Une troisième dimension pour le temps
Un champ figé serait vite ennuyeux. J'échantillonne donc le bruit non pas en deux dimensions mais en trois : les deux coordonnées de la particule, et le temps comme troisième axe. En faisant avancer très lentement cette coordonnée temporelle, le relief se déforme en douceur — les tourbillons naissent, dérivent et se dissolvent au lieu de rester gravés. La même interpolation qui lisse l'espace lisse aussi le temps : aucune saccade.
Du bruit au champ de vecteurs
Le bruit me donne, en chaque point, un nombre. Je le convertis en angle, et cet angle définit un vecteur unitaire : une direction à suivre. Répété sur tout le plan, cela dessine un champ de vecteurs — une carte invisible de courants. Parce que le bruit sous-jacent est continu, deux points voisins pointent dans des directions voisines : les lignes de courant s'enchaînent sans rupture.

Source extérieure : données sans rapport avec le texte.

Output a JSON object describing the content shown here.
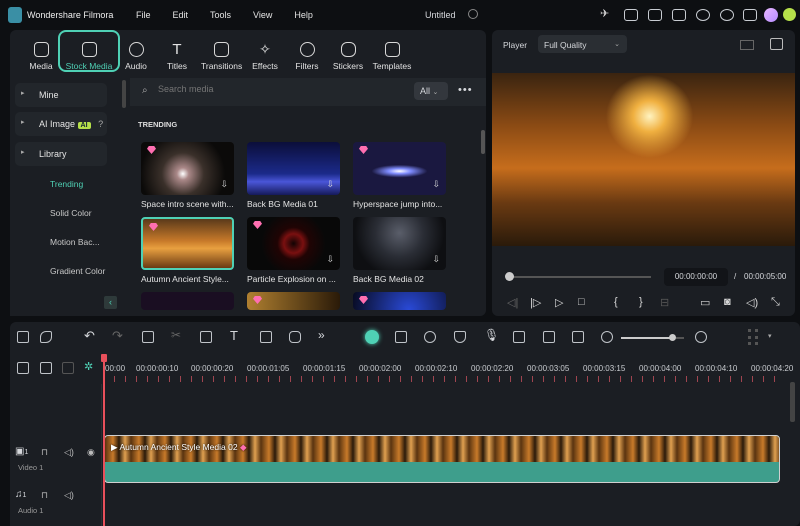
{
  "app": {
    "name": "Wondershare Filmora",
    "project_title": "Untitled"
  },
  "menu": [
    "File",
    "Edit",
    "Tools",
    "View",
    "Help"
  ],
  "toolbar_tabs": [
    {
      "label": "Media"
    },
    {
      "label": "Stock Media",
      "active": true
    },
    {
      "label": "Audio"
    },
    {
      "label": "Titles"
    },
    {
      "label": "Transitions"
    },
    {
      "label": "Effects"
    },
    {
      "label": "Filters"
    },
    {
      "label": "Stickers"
    },
    {
      "label": "Templates"
    }
  ],
  "sidebar": {
    "groups": [
      {
        "label": "Mine"
      },
      {
        "label": "AI Image",
        "badge": "AI"
      },
      {
        "label": "Library"
      }
    ],
    "library_items": [
      {
        "label": "Trending",
        "active": true
      },
      {
        "label": "Solid Color"
      },
      {
        "label": "Motion Bac..."
      },
      {
        "label": "Gradient Color"
      }
    ]
  },
  "search": {
    "placeholder": "Search media",
    "filter": "All"
  },
  "section_title": "TRENDING",
  "media": [
    {
      "label": "Space intro scene with...",
      "premium": true
    },
    {
      "label": "Back BG Media 01",
      "premium": false
    },
    {
      "label": "Hyperspace jump into...",
      "premium": true
    },
    {
      "label": "Autumn Ancient Style...",
      "premium": true,
      "selected": true
    },
    {
      "label": "Particle Explosion on ...",
      "premium": true
    },
    {
      "label": "Back BG Media 02",
      "premium": false
    }
  ],
  "player": {
    "label": "Player",
    "quality": "Full Quality",
    "current_time": "00:00:00:00",
    "separator": "/",
    "total_time": "00:00:05:00",
    "progress": 0
  },
  "timeline": {
    "ruler": [
      "00:00",
      "00:00:00:10",
      "00:00:00:20",
      "00:00:01:05",
      "00:00:01:15",
      "00:00:02:00",
      "00:00:02:10",
      "00:00:02:20",
      "00:00:03:05",
      "00:00:03:15",
      "00:00:04:00",
      "00:00:04:10",
      "00:00:04:20"
    ],
    "zoom": 0.85,
    "tracks": [
      {
        "label": "Video 1",
        "num": "1"
      },
      {
        "label": "Audio 1",
        "num": "1"
      }
    ],
    "clip": {
      "label": "Autumn Ancient Style Media 02"
    }
  },
  "colors": {
    "accent": "#4fd1b5",
    "clip": "#3e9e8c",
    "playhead": "#e8505b"
  }
}
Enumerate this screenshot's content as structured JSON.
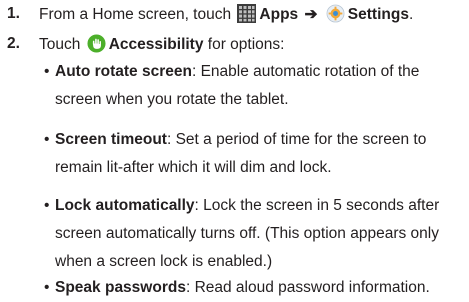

Des milliers de particules qui suivent le courant
Je lâche alors quelques milliers de particules dans ce champ. À chaque image, chacune lit l'angle du champ à sa position et avance d'un pas dans cette direction. Aucune ne connaît les autres : c'est l'échantillonnage d'un même champ partagé qui crée les faisceaux cohérents que l'on voit se former. Quand une particule sort du cadre — ou après une courte durée de vie tirée au hasard — elle réapparaît ailleurs, ce qui garde l'ensemble vivant et évite que tout le monde s'agglutine au même attracteur. La souris, elle, repousse localement les particules et déforme le motif sous le curseur.
L'art génératif : peindre avec le temps
La beauté du rendu ne vient pas d'une image dessinée d'un coup, mais de l'accumulation. Plutôt que d'effacer le canvas à chaque image, je le recouvre d'un voile sombre à très faible opacité : les tracés anciens s'estompent lentement au lieu de disparaître, et chaque particule laisse une traînée. Le dégradé ambre → indigo est indexé sur la direction du champ, si bien que la couleur raconte l'orientation des courants. On ne compose pas l'image : on règle un système et on le laisse peindre.
Ce que cette démo dit de ma façon de travailler
Derrière l'esthétique, il n'y a que des briques maîtrisées : un générateur pseudo-aléatoire déterministe, une fonction de bruit écrite à la main, une boucle de rendu indépendante du framerate. C'est exactement ma manière d'aborder un projet sérieux — comprendre le mécanisme de fond plutôt qu'empiler des dépendances, contrôler chaque paramètre, et livrer un système clair, reproductible et que vous pouvez faire évoluer en toute autonomie.